The Senate will officially kick off consideration of the Biden administration’s $1.9 trillion COVID-19 relief package as party leaders urge Senate Democrats to stick together and Senate Majority Leader Charles Schumer (D-N.Y.) predicts that they will have the votes to pass the massive bill.
The Senate Democratic Conference on Tuesday met virtually with President Biden, who pushed them to remain “united” in the coming days, with Biden and Schumer needing every Democrat on board to get the blueprint through a 50-50 upper chamber.
“President Biden made his pitch today to our entire caucus. And he said we need to pass this bill and pass it soon,” Schumer told reporters after the call.
As The Hill’s Jordain Carney writes, the rest of the week will be a test of will for the conference as it will take an initial vote to proceed to the House-passed coronavirus bill. The real challenge will come later in the week when the Senate endures a wide-ranging vote-a-rama, forcing Democrats to fend off challenges from GOP senators who will need to win over a single Democratic senator to alter the bill. The tight margin also gives leverage to any Senate Democrat who wants to make changes to the massive package.

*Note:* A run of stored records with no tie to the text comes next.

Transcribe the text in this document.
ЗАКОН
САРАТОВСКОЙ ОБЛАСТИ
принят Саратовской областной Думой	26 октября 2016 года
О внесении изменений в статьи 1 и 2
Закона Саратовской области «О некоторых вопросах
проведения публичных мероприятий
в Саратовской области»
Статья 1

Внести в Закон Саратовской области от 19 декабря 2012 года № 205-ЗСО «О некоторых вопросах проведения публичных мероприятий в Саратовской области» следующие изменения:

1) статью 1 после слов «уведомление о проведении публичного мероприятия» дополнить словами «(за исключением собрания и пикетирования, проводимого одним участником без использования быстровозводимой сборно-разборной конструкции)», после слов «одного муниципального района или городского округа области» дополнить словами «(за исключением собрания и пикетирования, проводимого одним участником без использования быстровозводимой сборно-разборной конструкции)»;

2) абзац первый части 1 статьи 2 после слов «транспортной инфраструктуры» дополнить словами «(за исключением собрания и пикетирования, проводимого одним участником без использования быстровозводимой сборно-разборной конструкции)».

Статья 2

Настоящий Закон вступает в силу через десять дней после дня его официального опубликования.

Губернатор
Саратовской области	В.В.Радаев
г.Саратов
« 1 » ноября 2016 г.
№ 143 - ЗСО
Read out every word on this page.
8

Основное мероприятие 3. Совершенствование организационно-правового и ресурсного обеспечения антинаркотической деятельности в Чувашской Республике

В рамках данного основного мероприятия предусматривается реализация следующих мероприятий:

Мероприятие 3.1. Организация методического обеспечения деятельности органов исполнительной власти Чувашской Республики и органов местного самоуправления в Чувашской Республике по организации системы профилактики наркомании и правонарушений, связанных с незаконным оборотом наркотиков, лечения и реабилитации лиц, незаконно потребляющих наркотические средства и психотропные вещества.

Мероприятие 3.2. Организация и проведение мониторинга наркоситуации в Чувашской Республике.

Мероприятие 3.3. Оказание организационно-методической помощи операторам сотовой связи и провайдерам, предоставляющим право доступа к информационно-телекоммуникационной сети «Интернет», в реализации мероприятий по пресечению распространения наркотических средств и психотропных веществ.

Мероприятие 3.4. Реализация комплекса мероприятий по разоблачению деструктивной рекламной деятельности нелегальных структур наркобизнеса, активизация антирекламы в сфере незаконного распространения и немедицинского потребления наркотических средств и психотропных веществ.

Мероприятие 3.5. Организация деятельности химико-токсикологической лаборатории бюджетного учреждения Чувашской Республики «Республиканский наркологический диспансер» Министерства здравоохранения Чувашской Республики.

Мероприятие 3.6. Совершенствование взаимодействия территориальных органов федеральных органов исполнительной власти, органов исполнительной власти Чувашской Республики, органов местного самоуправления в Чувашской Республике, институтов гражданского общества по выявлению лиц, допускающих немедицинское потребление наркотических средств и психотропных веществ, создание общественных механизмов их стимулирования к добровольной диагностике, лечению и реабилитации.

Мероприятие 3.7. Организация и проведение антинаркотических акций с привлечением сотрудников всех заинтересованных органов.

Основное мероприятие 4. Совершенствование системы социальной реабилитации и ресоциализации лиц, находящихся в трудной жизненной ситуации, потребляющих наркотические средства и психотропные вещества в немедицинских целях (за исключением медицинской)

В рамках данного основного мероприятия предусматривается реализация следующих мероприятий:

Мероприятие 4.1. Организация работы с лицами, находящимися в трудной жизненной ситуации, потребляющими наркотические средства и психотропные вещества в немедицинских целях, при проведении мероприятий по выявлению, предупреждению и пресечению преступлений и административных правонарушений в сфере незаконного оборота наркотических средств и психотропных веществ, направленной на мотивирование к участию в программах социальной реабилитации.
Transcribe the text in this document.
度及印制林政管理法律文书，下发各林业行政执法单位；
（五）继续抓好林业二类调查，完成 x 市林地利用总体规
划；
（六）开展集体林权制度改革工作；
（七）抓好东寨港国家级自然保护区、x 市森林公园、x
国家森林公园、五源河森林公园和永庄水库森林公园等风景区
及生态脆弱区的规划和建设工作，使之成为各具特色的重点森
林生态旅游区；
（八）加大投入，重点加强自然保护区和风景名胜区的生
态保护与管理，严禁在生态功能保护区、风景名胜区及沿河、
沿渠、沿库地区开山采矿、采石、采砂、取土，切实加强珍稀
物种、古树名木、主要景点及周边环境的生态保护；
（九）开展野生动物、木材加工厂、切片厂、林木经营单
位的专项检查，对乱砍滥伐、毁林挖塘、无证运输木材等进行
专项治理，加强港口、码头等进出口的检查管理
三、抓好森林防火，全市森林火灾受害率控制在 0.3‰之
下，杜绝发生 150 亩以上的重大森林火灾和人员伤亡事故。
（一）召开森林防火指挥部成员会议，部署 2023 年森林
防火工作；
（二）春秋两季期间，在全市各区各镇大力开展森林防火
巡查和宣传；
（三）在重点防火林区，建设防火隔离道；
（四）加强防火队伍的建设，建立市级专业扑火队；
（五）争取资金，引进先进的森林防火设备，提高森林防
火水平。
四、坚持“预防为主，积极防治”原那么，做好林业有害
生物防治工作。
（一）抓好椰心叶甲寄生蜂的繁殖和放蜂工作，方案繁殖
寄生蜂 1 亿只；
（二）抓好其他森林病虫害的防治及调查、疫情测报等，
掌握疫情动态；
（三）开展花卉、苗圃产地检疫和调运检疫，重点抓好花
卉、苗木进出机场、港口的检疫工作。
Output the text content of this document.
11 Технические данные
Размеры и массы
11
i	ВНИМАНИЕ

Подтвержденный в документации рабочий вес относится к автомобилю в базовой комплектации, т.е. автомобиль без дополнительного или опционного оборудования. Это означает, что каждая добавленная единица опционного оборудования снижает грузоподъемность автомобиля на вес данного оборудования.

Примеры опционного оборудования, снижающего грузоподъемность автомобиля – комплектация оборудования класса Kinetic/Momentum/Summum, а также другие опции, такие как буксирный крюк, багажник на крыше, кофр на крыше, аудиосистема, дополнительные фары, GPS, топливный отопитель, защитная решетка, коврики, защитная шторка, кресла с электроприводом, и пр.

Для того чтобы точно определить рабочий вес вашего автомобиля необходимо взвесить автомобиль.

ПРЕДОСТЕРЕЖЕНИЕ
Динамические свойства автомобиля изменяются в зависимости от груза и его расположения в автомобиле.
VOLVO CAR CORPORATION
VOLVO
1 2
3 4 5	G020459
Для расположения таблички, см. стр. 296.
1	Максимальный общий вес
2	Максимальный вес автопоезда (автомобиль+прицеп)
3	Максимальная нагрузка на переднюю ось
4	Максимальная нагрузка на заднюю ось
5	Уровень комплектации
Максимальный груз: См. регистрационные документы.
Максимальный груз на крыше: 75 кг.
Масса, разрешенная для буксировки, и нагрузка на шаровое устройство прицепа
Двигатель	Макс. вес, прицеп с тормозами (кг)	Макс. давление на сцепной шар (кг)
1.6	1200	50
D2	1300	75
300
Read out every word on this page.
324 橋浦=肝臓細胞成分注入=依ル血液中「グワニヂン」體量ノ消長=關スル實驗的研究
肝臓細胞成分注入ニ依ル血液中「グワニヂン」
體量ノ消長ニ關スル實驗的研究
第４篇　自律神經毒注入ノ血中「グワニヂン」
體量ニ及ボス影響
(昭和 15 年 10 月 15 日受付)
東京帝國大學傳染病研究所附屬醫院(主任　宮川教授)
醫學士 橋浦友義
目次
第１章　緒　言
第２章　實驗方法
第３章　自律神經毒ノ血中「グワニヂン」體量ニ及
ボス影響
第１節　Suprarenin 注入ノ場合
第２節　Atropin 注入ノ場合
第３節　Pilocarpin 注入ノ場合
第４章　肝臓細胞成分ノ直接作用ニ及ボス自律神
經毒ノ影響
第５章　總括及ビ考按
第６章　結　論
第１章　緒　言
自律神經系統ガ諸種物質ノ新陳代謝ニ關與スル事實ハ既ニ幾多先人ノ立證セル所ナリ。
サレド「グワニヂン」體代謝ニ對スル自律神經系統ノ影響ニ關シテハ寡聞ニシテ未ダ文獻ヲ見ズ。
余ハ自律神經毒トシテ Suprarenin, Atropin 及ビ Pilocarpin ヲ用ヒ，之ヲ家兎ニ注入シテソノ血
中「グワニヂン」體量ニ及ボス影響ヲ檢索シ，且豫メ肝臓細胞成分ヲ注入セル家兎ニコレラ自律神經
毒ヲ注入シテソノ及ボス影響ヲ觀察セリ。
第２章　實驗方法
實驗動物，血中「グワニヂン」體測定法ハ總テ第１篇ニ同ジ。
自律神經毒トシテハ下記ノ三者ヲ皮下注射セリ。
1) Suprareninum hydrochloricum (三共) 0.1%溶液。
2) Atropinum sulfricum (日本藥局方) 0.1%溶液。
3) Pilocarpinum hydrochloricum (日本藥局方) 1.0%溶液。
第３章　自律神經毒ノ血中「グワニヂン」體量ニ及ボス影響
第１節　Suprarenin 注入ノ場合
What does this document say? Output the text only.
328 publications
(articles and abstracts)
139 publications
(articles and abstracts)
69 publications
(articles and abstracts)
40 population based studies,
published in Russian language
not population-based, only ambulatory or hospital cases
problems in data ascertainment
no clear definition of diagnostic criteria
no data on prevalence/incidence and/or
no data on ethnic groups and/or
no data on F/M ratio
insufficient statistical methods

“It means many long nights and many amendments that, frankly, don’t go to the heart of the issue but are attempts to divert to some other political question,” said Senate Majority Whip Dick Durbin (D-Ill.) about the upcoming vote-a-rama and lead-up to a vote on the final bill.
Schumer, however, expressed confidence about the conference’s ability to weather the coming storm. Speaking on the Senate floor, the New York Democrat insisted that Democrats will “have the votes we need to pass this bill.”
The Hill: Despite vows of unity and boasts of resolve, Democrats are sniping with one another about policy while Republican lawmakers brawl over Trump.
Meanwhile, the looming inability to pass the broader Democratic agenda is threatening to create problems for the president and party lawmakers after they vowed to enact a bold set of proposals if handed the keys to government. The political world on Capitol Hill post-COVID-19 package could be blown to smithereens, with Democratic bills on immigration, election reform and voting and gun rights set to join the legislative graveyard that Democrats derided throughout the 116th Congress (The Hill).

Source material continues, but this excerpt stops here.